I can tell the bride when to leave for the church, or the president of the company to make his speech, and this makes my job easier and more organized.

Also with agendas I find that it helps guest prepare for the event as well, it gives them an idea of what to expect. ” This type of information made me realize the importance of organization for this type of job and having an agenda is a tool to stay organized. “Painters make sketches, architects draw up blue prints, therapists map out treatment programs.

These people can work ahead, projecting the outcome early on, when changes can still be made quickly and inexpensively. “(Coleman & Funk 24) This statement is also true for Event Planners with agendas.

It is similar to a map, guiding and preventing any issues that should be expected, which in turn keeps the event running like the “fine tuned machine” Katie had talked about. Lastly we discussed her third most imperative writing style: client information. She informed me about the importance of her client information “I keep a detailed folder for each client. I want to know pretty much everything about them.

Get to know them, understand them, likes, dislikes, family, background, demographics, literally everything! I guess you could say that this is where my note taking skills comes into full force. Note taking is so, so important, and learning how to do it efficiently, while staying focused on the client is really critical.
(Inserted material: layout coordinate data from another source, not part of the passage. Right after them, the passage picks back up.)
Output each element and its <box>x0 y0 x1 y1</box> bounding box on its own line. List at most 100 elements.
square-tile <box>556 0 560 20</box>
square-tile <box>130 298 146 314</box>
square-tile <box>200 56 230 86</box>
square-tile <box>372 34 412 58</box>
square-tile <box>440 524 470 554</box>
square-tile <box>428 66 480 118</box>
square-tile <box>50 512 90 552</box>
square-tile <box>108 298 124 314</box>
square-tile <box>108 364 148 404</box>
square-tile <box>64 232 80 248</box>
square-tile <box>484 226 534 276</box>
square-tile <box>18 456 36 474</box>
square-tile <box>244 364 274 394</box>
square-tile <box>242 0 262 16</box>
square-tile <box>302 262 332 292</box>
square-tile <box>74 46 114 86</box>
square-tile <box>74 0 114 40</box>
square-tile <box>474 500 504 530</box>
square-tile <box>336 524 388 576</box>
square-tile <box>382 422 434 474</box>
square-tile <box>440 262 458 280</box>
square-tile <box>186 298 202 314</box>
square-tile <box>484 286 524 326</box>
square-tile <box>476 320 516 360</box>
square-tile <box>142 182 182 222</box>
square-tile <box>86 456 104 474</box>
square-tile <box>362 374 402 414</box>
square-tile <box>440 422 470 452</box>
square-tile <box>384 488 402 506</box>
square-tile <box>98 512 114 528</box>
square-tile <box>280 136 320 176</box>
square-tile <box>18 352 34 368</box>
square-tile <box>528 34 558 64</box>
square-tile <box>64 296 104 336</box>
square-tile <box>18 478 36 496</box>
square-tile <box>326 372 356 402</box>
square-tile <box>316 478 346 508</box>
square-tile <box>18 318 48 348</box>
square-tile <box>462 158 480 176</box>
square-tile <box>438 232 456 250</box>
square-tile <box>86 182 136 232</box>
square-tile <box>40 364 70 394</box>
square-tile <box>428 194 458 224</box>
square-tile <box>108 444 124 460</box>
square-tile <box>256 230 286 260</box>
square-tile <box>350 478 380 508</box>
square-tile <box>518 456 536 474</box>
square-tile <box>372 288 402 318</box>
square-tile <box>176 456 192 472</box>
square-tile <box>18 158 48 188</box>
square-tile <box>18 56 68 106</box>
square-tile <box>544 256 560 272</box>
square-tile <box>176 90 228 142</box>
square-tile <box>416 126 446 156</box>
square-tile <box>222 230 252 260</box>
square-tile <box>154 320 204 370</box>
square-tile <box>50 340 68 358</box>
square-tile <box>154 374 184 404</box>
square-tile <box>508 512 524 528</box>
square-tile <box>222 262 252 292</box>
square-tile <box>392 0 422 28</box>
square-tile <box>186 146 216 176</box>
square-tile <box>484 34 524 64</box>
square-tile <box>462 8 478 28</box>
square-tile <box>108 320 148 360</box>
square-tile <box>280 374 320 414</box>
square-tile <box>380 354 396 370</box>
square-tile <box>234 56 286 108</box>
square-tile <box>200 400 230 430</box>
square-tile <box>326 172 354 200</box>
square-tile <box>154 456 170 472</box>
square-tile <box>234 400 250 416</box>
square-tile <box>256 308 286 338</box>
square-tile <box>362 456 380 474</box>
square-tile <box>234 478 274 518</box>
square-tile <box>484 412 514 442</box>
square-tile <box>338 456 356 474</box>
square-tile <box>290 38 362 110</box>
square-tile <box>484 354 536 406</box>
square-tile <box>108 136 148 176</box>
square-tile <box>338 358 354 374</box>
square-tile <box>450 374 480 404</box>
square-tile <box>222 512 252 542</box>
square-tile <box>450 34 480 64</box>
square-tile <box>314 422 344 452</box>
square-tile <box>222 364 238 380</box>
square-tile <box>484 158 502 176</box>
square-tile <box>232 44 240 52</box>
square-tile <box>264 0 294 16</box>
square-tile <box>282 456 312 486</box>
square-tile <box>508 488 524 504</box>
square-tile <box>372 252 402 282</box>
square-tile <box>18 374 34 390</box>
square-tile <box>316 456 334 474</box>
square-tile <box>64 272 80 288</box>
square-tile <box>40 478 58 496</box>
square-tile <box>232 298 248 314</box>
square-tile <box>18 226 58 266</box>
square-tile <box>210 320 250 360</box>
” It became very evident to me this specific area of writing was what seemed most important to her. The logic behind her idea makes a lot of sense, how can you plan a successful event for someone without knowing your client, particularly in that industry.
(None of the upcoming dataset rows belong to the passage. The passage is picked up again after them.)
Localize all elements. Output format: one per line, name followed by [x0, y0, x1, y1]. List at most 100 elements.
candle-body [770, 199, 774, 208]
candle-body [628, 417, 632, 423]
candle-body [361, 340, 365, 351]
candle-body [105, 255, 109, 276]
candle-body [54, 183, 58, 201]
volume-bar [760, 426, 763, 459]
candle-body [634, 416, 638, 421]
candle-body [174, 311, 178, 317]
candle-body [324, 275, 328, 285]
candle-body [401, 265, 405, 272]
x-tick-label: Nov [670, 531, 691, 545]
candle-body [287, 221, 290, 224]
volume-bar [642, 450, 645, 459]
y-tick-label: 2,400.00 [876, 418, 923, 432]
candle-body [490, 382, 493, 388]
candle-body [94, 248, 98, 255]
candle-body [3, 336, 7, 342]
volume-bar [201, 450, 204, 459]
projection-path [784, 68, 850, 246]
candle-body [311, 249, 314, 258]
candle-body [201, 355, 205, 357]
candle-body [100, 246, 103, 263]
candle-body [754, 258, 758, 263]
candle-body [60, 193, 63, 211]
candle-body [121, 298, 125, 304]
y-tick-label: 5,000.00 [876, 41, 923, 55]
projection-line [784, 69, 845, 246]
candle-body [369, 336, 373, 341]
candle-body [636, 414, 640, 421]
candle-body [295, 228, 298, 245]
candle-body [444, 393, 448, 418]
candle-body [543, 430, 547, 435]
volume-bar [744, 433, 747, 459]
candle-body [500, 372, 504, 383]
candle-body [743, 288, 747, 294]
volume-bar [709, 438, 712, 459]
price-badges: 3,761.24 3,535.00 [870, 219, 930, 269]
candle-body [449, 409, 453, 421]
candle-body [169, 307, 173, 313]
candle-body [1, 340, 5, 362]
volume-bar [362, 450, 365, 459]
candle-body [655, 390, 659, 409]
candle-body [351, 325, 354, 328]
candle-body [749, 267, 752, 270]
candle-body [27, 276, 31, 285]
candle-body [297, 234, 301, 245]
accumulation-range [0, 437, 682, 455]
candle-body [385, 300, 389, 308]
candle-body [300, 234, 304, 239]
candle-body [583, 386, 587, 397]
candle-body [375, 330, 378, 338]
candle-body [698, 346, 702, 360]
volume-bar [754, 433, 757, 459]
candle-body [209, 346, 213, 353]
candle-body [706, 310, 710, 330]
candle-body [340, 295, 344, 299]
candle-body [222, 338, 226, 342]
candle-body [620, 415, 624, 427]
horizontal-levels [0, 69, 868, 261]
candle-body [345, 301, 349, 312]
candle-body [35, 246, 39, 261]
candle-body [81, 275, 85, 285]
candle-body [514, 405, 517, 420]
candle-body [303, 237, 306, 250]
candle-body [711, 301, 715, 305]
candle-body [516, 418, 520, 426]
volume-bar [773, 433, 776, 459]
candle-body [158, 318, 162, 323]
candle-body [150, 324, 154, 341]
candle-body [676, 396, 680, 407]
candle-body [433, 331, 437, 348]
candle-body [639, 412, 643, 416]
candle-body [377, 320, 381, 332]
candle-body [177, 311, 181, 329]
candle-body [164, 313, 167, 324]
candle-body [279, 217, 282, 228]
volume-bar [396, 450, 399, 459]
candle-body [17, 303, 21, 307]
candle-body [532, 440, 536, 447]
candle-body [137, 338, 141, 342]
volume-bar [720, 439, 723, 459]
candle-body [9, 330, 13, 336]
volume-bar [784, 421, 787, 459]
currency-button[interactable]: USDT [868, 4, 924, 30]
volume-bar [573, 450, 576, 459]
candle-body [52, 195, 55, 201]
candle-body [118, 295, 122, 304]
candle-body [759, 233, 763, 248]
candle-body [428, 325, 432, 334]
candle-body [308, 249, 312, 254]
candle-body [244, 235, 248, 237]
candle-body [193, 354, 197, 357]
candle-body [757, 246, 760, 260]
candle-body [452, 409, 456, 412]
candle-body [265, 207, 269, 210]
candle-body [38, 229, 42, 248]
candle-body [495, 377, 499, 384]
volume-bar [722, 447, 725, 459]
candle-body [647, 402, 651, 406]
It can’t be a guessing game, so note taking is vital “Precise questions, adequate knowledge of your topic and the people you will be working with, and clear project and session goals will make the process easier and the results more useful”(Coleman and Funk61). After I concluded the interview with Katie I stayed at the office to observe any other types of writing that the company partakes in. I went through a few of the client information folders, that she talked about, and saw the elaborate details throughout copious pages of notes.

Although everything else seemed to be like Katie had said, one thing that I found odd was the fact that she left out a major piece of writing that she constantly referenced while observing: a planner notebook.

The notebook had writing on nearly every single page, and it went as far in advance to two years. This book clearly is an essential type of writing for her and a key source of organization, yet she didn’t mention it through the interview. So I consider this a discovery, there was a writing technique that not even Katie realized was significant.

As I continued to observe the office I noticed a lot of the typical marketing and advertising tactics such as brochures, business cards, letters to the clients, new client information sheets, and also explored on the website that they have. “The discourse community operates as a culture.

It’s interests and shared knowledge create and are created by its ideologies, values, and norms”(Coleman and Funk 42). After my visit to the Event Planning Company, interviewing Katie, and reading other information on the writing practices used for Event Planners, I feel my knowledge has expanded and I now feel prepared and have different expectations.

The knowledge they shared, and warm welcoming into their culture truly inspired me to pursue this career with confidence and motivation. However in order to do what Katie or other people in this discourse community do, particularly with writing, I feel that taking classes, practicing my writing skills on a professional level, graduating college, interning, and continually educating myself will all be necessary to follow in the footsteps of other great Event Planners.

This research and experience is one that I will never forget, first time I was actually exposed to what I could potentially do for the rest of my life, and I am truly excited.

Works Cited Coleman, Linda S.

, and Robert Funk. Professional and Public Writing: A Rhetoric and Reader for Advanced Composition. Upper Saddle River, NJ: Pearson Prentice Hall, 2005. Gore, Lesley. “It’s My Party.